The 15-minute experience allows tourists to enter the vast world of Son Doong in a way never offered before.

Son Doong Cave (Photo: Oxalis).
Using 8K visuals and a 180-degree viewing angle, visitors can explore the cave’s immense interior in full detail. The footage is combined with surround sound, motion systems synced to each frame, and effects such as wind, mist, vibration and sunlight to create the most realistic feeling possible.
During the experience, visitors can sense the cave’s cold air, drifting mist and distinctive echoes, from the sound of water droplets falling in the darkness to wind passing through giant stone chambers.
The technology-based journey is expected to be an attractive option for adventure travel enthusiasts who have not yet had the chance to join a real expedition.

Visitors explore Son Doong Cave through 5D VR technology with 8K image quality (Photo: Oxalis).
According to organisers, tickets for the 5D virtual reality Son Doong experience cost VND 500,000 (approximately USD 19) per person.
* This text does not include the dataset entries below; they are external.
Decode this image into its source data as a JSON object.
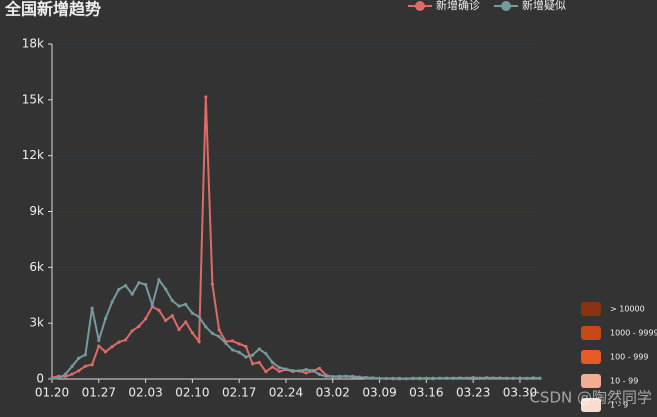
{
  "chart_data": {
    "type": "line",
    "title": "全国新增趋势",
    "categories": [
      "01.20",
      null,
      null,
      null,
      null,
      null,
      null,
      "01.27",
      null,
      null,
      null,
      null,
      null,
      null,
      "02.03",
      null,
      null,
      null,
      null,
      null,
      null,
      "02.10",
      null,
      null,
      null,
      null,
      null,
      null,
      "02.17",
      null,
      null,
      null,
      null,
      null,
      null,
      "02.24",
      null,
      null,
      null,
      null,
      null,
      null,
      "03.02",
      null,
      null,
      null,
      null,
      null,
      null,
      "03.09",
      null,
      null,
      null,
      null,
      null,
      null,
      "03.16",
      null,
      null,
      null,
      null,
      null,
      null,
      "03.23",
      null,
      null,
      null,
      null,
      null,
      null,
      "03.30",
      null,
      null,
      null
    ],
    "series": [
      {
        "name": "新增确诊",
        "color": "#dd6b66",
        "values": [
          77,
          149,
          131,
          259,
          444,
          688,
          769,
          1771,
          1459,
          1737,
          1982,
          2102,
          2590,
          2829,
          3235,
          3887,
          3694,
          3143,
          3399,
          2656,
          3062,
          2478,
          2015,
          15152,
          5090,
          2641,
          2009,
          2048,
          1886,
          1749,
          820,
          889,
          397,
          648,
          409,
          508,
          406,
          433,
          327,
          427,
          573,
          202,
          125,
          119,
          139,
          143,
          99,
          44,
          40,
          19,
          24,
          15,
          8,
          11,
          20,
          16,
          21,
          13,
          34,
          39,
          41,
          46,
          39,
          78,
          47,
          67,
          55,
          54,
          45,
          31,
          48,
          36,
          35,
          31
        ]
      },
      {
        "name": "新增疑似",
        "color": "#759aa0",
        "values": [
          27,
          26,
          257,
          680,
          1118,
          1309,
          3806,
          2077,
          3248,
          4148,
          4812,
          5019,
          4562,
          5173,
          5072,
          3971,
          5328,
          4833,
          4214,
          3916,
          4008,
          3536,
          3342,
          2807,
          2450,
          2277,
          1918,
          1563,
          1432,
          1185,
          1277,
          1614,
          1361,
          882,
          620,
          530,
          452,
          439,
          508,
          452,
          248,
          141,
          129,
          143,
          143,
          102,
          99,
          83,
          60,
          36,
          31,
          33,
          33,
          17,
          39,
          41,
          45,
          45,
          45,
          42,
          39,
          57,
          45,
          65,
          32,
          54,
          47,
          38,
          30,
          41,
          17,
          31,
          62,
          41
        ]
      }
    ],
    "ylim": [
      0,
      18000
    ],
    "yticks": [
      0,
      {
        "value": 3000,
        "label": "3k"
      },
      {
        "value": 6000,
        "label": "6k"
      },
      {
        "value": 9000,
        "label": "9k"
      },
      {
        "value": 12000,
        "label": "12k"
      },
      {
        "value": 15000,
        "label": "15k"
      },
      {
        "value": 18000,
        "label": "18k"
      }
    ],
    "grid": true,
    "legend": "top-right"
  },
  "visual_map": {
    "pieces": [
      {
        "label": "> 10000",
        "color": "#8a3310"
      },
      {
        "label": "1000 - 9999",
        "color": "#c64918"
      },
      {
        "label": "100 - 999",
        "color": "#e55b25"
      },
      {
        "label": "10 - 99",
        "color": "#f2ad92"
      },
      {
        "label": "1 - 9",
        "color": "#f9dcd1"
      }
    ]
  },
  "watermark": "CSDN @陶然同学"
}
All revenue from the activity will be placed into a local community support fund, continuing the wider meaning of cave exploration.
Alongside the virtual reality experience, the Phong Nha Cave Exploration Information Centre is also displaying documents and images that recreate more than 35 years of underground exploration by cave researchers.

The Phong Nha Cave Exploration Information Centre displays materials and images documenting more than 35 years of underground exploration by cave researchers (Photo: Oxalis).
Ho Van Hoan, deputy director of Quang Tri’s Department of Culture, Sports and Tourism, praised the creation of the unique and vivid space, saying it realistically reflects more than three decades of discovery across the Phong Nha-Ke Bang cave system.
At the same event, provincial tourism leaders expressed gratitude to Howard Limbert, Debora Claire Limbert and members of the British Cave Research Association for their efforts in exploring and promoting Quang Tri’s caves to the world.
During an expedition from March 21 to April 11, the British-Vietnamese team surveyed 29 caves in Quang Tri Province, including 26 newly discovered caves. Many of them were found to be large in scale and of high scientific value within Phong Nha-Ke Bang National Park.
During a survey of Hang En cave inside the national park, the team also discovered five stone axes dating back 6,000 to 8,000 years to the Neolithic period.